Her mother, Laura Rodriguez, 47, watched proudly as her daughter, a student at Riverside Elementary, sang, clapped and played her recorder.

“She is growing in a correct pathway with music,” Rodriguez said. “It’s something that is good for her.”

The American Children’s Orchestra For Peace offers musical education as well as a safe environment at no cost for underprivileged, disabled and at-risk children throughout Miami-Dade County.

By providing the tools for a start in a music career, the organization’s main focus is to keep children in a supervised classroom environment, said Maida Santander, 68, co-founder and president of the ACOP.

“These children are not in the streets, or left at home unattended. They are in a violence-free environment, learning music and communicating with other children,” she said.

Sponsored mainly by The Children’s Trust, ACOP has been working with several elementary schools and parks countywide since 2005. It had approximately 1,200 prospective students this year, 900 of whom are regular attendees.

“We try to get as many children into the program as we can,” Santander said.

The program works mostly as an after-school activity for students within a network of Miami-Dade elementary schools — though this structure has been an impediment for children who would like to continue playing after elementary school.

“By the time children finish elementary school, they will have learned to play an instrument for one or two years before they go to a different school, and lose the opportunity to keep learning,” she said.

ACOP now has a branch at José Martí Park that accommodates students from different schools and areas around the county.

Santander said ACOP is working to form additional orchestras in parks in Little Haiti and Hialeah.

Prospective students can choose among three orchestras. In the Classical Orchestra, they learn instruments such as the violin, viola, cello and piano. The Latin Orchestra includes drums, congas, bongos, timbales and maracas. Children also can join the ACOP Choir.

ACOP instructor Fabian Alvarez, 29, who smiled as his students played a cacophonous rendition of Mary

Had A Little Lamb on their recorders, said teaching music theory and flute for children who have had little musical training is quite rewarding.

“It’s amazing to see these children do better and better in every class,” he said.

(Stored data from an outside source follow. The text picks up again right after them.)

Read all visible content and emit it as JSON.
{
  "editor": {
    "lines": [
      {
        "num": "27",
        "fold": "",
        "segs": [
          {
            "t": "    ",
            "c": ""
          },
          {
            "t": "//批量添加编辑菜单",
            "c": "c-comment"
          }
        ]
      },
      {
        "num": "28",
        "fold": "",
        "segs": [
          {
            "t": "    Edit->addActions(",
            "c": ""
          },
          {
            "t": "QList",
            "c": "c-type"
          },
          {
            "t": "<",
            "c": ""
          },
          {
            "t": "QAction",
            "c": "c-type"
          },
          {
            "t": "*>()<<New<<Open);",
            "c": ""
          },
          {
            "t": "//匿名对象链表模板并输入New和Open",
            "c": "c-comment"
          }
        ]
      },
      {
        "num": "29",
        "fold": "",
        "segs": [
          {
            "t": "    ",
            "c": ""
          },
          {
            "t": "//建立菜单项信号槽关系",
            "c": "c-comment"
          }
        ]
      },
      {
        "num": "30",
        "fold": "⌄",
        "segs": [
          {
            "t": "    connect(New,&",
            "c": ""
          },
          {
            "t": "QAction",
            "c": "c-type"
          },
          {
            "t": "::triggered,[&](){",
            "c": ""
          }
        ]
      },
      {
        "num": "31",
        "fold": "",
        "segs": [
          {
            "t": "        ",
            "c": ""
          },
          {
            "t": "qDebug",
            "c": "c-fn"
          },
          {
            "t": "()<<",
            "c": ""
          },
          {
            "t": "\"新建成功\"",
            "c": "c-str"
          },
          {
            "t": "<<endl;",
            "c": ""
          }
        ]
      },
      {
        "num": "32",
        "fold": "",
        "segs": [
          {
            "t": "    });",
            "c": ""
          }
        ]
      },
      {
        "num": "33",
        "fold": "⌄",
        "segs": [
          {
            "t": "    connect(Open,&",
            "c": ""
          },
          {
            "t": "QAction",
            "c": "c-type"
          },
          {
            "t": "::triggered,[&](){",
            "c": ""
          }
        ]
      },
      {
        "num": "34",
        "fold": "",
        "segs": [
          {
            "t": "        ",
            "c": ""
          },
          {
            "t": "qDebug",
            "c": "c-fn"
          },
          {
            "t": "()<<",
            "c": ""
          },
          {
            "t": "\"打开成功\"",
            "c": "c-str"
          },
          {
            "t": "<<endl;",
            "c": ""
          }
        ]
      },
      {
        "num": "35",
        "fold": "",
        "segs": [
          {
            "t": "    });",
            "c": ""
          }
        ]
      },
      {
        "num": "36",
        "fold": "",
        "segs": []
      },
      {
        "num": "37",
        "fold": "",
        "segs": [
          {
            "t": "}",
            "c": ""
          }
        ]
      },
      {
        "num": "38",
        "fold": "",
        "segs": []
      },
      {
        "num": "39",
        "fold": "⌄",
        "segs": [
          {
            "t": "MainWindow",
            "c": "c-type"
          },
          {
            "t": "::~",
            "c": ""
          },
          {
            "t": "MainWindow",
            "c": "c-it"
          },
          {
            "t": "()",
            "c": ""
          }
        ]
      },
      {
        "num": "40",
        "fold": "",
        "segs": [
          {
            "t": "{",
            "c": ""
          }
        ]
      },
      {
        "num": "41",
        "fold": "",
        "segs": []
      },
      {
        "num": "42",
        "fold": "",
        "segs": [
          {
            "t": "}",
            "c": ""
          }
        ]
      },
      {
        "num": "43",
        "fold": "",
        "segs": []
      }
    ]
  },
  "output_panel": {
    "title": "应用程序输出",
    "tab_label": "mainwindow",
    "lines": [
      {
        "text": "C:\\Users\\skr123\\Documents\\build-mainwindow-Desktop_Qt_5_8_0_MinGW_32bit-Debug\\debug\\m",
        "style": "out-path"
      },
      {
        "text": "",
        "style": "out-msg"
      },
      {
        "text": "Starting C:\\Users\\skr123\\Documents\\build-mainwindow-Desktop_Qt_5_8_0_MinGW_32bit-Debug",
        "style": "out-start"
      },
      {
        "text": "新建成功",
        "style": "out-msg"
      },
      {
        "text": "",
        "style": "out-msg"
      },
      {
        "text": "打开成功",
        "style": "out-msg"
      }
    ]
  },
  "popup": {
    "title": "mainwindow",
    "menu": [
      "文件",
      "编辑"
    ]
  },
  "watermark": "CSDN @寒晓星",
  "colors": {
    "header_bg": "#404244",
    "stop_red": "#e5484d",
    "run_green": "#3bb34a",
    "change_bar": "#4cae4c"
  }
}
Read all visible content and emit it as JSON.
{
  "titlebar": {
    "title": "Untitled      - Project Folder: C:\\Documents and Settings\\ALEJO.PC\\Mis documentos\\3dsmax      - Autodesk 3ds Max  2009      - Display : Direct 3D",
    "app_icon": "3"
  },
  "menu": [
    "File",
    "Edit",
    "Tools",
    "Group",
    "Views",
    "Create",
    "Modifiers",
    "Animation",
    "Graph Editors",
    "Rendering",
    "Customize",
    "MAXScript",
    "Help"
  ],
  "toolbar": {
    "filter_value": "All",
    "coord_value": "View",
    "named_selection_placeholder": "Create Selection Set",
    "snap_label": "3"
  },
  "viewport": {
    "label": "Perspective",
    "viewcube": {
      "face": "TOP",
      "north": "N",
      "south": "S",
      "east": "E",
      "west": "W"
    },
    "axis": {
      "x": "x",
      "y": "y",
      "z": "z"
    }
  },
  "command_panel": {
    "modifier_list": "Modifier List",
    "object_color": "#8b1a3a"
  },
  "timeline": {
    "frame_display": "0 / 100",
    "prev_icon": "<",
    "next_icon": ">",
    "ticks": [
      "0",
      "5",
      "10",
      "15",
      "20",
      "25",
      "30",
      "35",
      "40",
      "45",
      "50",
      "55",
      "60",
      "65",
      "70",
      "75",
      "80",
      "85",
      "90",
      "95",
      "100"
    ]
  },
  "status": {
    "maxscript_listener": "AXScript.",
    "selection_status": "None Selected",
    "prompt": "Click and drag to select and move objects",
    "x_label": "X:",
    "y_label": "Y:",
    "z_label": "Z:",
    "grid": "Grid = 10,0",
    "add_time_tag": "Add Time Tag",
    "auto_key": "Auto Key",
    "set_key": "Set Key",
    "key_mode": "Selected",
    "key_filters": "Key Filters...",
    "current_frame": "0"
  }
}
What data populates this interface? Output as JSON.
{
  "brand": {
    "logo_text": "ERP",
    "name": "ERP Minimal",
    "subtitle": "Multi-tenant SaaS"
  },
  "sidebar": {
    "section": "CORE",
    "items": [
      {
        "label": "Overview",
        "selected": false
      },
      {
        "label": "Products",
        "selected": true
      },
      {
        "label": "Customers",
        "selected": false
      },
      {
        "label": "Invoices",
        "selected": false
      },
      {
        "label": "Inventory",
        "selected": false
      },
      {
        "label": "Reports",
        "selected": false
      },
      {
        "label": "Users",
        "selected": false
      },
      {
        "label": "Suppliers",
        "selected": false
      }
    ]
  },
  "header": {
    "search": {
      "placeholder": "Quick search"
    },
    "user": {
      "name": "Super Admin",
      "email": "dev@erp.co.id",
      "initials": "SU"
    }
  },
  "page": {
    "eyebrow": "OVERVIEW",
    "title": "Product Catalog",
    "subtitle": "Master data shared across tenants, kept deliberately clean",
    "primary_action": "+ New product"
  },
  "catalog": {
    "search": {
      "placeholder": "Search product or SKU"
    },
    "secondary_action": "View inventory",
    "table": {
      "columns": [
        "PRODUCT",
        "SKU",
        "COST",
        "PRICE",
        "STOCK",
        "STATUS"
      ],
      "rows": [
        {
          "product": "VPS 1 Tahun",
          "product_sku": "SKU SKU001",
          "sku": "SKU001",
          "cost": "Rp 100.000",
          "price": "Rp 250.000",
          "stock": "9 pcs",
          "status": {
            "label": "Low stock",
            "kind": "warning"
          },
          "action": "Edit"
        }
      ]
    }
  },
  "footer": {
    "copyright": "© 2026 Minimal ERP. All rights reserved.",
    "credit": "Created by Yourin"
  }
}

Besides instrument lessons, the students also receive free music theory, history classes and uniforms and sit on sessions in social skills and mentoring.

“Since I’ve joined the organization four years ago, I’ve seen that the kids who join the orchestra and

attend regularly better their academic and behavioral performance,” said ACOP orchestra coordinator Maria Giraldo, 50.

Erica Reina, 15, who attends Coral Gables High School, said learning to play the drums has helped her channel her emotions.

“I like playing drums because I can express myself in many ways,” Reina said.

“If I may feel bad or anything, I can always turn to the drums.”

Maria Reina, Erica’s mother, said her daughter has developed skills that have helped her both at home and in school.

“I feel like she has a deeper desire to learn, and she also seems more alert,” she said.